Trade body Oil & Gas UK’s Economic Report 2013 revealed that investment in UK Continental Shelf (UKCS) projects hit £11.4 billion in 2012, and predicts this figure to rise by a further £2 billion this year.
Oil & Gas UK chief executive Malcolm Webb credited much of the increased investment to fiscal policy changes including a number of tax breaks, such as the brown field allowance.
“[Government policy] has given investors the confidence to develop new fields and redevelop older fields, so we are now seeing the highest-ever investment,” said Webb.
“New and much needed tax allowances have boosted investment in oil and gas production by £6 billion over 2012 and 2013. Total investment is expected to reach an all-time record of £13.5 billion this year.”
Another reason for the increased investment is that most reserves now being developed are far more technically challenging than in previous years, for example being located in deeper waters.

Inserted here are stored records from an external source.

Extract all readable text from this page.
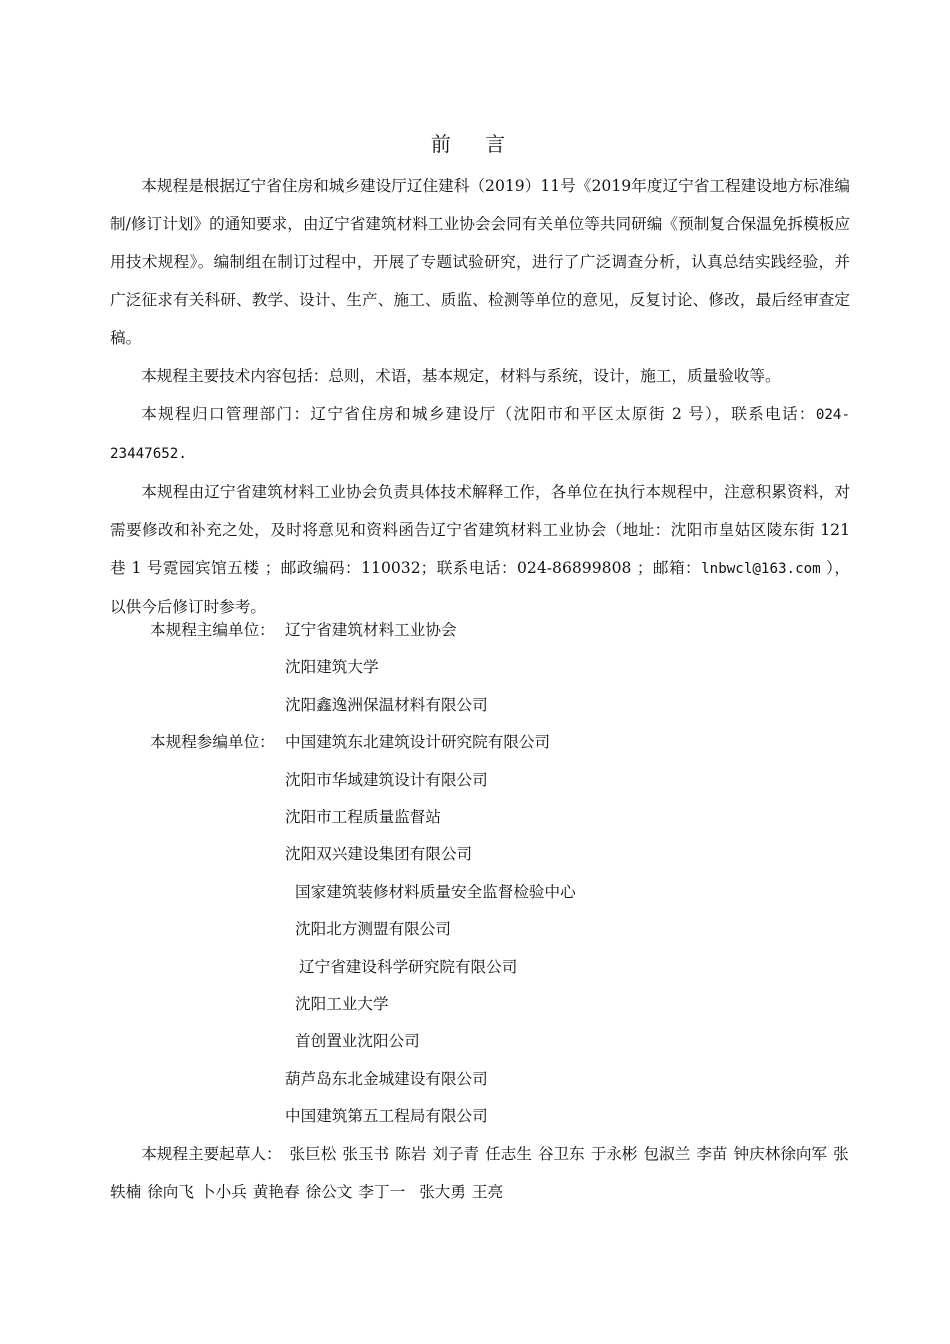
前 言

本规程是根据辽宁省住房和城乡建设厅辽住建科（2019）11号《2019年度辽宁省工程建设地方标准编制/修订计划》的通知要求，由辽宁省建筑材料工业协会会同有关单位等共同研编《预制复合保温免拆模板应用技术规程》。编制组在制订过程中，开展了专题试验研究，进行了广泛调查分析，认真总结实践经验，并广泛征求有关科研、教学、设计、生产、施工、质监、检测等单位的意见，反复讨论、修改，最后经审查定稿。

本规程主要技术内容包括：总则，术语，基本规定，材料与系统，设计，施工，质量验收等。

本规程归口管理部门：辽宁省住房和城乡建设厅（沈阳市和平区太原街 2 号），联系电话：024-23447652.

本规程由辽宁省建筑材料工业协会负责具体技术解释工作，各单位在执行本规程中，注意积累资料，对需要修改和补充之处，及时将意见和资料函告辽宁省建筑材料工业协会（地址：沈阳市皇姑区陵东街 121 巷 1 号霓园宾馆五楼 ；邮政编码：110032；联系电话：024-86899808 ；邮箱：lnbwcl@163.com ），以供今后修订时参考。

本规程主编单位： 辽宁省建筑材料工业协会
沈阳建筑大学
沈阳鑫逸洲保温材料有限公司
本规程参编单位： 中国建筑东北建筑设计研究院有限公司
沈阳市华域建筑设计有限公司
沈阳市工程质量监督站
沈阳双兴建设集团有限公司
国家建筑装修材料质量安全监督检验中心
沈阳北方测盟有限公司
辽宁省建设科学研究院有限公司
沈阳工业大学
首创置业沈阳公司
葫芦岛东北金城建设有限公司
中国建筑第五工程局有限公司

本规程主要起草人： 张巨松 张玉书 陈岩 刘子青 任志生 谷卫东 于永彬 包淑兰 李苗 钟庆林徐向军 张轶楠 徐向飞 卜小兵 黄艳春 徐公文 李丁一 张大勇 王亮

Despite impressive investment in new developments, the production efficiency of existing assets remains in worrying decline
Oil & Gas UK chief executive Malcolm Webb
While technological advances and tax-breaks have enabled these fields to be developed, the report states that “each pound of capital invested on the UKCS now yields only one fifth of the oil and/or gas it did in 2002”.
The higher costs associated with developing the new reserves has driven the industry and its supply chain to focus on the development of subsea technology, with Oil & Gas UK’s report today stating that 55% of the fields approved in the last five years have been or will be developed as subsea tie-backs to existing infrastructure.
However, despite record levels of investment, oil and gas production from the UKCS has fallen by nearly a third over the past two years.
In 2012, 1.54 million barrels of oil equivalent per day were produced from the UKCS, 14.5% less than in 2011. This 2012 fall followed one of 19% in 2011, resulting in a 30% reduction over the course of the last two years and the lowest production since 1977.
“Despite impressive investment in new developments, the production efficiency of existing assets remains in worrying decline,” said Webb.
“[The Department of Energy and Climate Change] and the industry are working to tackle this serious concern through a joint task group. The Wood Review, which is currently examining how to maximise UKCS recovery, is also very timely and we very much look forward to seeing the recommendations early in 2014.”